Spin Dodecamer Formation in the Double-Exchange Spin Ice Model

TL;DR

This study uses Monte Carlo simulations to explore how geometrical frustration in the double-exchange spin ice model on a kagomé lattice leads to the formation of a unique dodecamer spin cluster order at low temperatures.

Contribution

It reveals the emergence of dodecamer spin clusters driven by kinetic energy and frustration in a metallic system with double-exchange interactions.

Findings

Dodecamer order appears at low temperatures for specific electron densities.

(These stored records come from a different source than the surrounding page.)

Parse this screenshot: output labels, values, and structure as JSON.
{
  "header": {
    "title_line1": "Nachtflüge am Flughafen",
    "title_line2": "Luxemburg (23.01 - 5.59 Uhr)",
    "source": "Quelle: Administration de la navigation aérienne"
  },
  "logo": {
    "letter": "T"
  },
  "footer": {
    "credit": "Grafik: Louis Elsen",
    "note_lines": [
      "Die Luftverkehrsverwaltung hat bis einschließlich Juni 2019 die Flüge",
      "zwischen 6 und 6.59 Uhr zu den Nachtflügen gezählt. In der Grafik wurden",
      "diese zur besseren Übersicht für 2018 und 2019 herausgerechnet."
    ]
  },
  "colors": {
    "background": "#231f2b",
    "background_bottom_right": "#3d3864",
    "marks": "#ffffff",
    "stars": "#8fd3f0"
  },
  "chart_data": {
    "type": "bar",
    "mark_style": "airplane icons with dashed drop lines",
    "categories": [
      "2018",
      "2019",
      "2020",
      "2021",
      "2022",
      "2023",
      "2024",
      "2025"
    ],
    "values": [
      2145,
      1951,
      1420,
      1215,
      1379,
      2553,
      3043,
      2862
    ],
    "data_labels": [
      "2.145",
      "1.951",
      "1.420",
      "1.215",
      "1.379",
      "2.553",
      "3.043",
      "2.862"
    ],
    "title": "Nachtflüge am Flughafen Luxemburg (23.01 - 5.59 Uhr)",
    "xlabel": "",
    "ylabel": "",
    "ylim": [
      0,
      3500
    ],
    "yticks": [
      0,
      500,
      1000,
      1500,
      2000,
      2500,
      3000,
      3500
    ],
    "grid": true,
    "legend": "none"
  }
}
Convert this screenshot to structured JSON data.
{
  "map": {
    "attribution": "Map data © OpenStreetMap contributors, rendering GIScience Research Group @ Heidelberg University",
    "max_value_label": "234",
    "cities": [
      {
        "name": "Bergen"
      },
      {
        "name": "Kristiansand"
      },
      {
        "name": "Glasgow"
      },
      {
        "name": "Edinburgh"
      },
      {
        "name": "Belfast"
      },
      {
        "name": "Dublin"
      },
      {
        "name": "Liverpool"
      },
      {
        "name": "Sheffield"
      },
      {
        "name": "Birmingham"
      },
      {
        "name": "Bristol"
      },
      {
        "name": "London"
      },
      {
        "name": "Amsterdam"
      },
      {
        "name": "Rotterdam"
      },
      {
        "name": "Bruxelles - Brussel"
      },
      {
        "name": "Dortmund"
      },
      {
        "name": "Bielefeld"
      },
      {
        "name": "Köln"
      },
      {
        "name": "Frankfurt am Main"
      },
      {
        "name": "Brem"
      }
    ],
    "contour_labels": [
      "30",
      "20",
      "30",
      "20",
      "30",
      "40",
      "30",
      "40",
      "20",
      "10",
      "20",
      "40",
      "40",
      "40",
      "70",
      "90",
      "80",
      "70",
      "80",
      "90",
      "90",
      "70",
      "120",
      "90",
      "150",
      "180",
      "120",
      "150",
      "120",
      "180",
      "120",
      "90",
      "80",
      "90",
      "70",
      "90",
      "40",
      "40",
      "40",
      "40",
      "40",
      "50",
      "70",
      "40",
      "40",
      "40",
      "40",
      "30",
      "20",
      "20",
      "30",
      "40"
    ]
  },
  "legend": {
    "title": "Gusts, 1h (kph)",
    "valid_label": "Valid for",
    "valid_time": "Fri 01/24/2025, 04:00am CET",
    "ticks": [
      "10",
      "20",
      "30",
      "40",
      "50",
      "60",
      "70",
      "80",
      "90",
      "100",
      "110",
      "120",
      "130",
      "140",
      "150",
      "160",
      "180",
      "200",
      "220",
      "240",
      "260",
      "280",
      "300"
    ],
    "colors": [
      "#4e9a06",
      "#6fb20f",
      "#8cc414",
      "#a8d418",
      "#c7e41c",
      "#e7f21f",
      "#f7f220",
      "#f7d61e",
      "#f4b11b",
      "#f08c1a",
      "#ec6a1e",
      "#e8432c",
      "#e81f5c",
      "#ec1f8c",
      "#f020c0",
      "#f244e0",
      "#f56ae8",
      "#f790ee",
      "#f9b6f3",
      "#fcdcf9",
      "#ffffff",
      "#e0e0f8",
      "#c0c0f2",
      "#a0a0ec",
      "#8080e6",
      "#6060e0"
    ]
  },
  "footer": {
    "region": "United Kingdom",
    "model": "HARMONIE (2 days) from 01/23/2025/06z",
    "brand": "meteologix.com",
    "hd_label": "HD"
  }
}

Cluster formation is driven by kinetic energy gain and frustration effects.

Cluster orders may be common in itinerant electron systems with frustrated fields.

Abstract

We investigated the double-exchange spin ice (DESI) model on a kagom\'e lattice by Monte Carlo simulation to study the effects of a geometrical frustration, and the mechanism that generates an ordered state in a metallic system. The DESI model on the kagom\'e lattice is a frustrated metallic system due to an effective ferromagnetic interaction between localized spins caused by the double-exchange (DE) mechanism and a uniaxial anisotropy for the localized spins. A dodecagonal spin cluster (named dodecamer), which consists of twelve localized spins, appears at low temperature when the number of particles per site $n \simeq 1/3 \sim 1/2$. Such a dodecamer order is driven by both the kinetic energy gain due to the DE mechanism and the geometrical frustration. We discuss that cluster orders, in general, may be a common feature in itinerant electron systems coupled with frustrated adiabatic fields.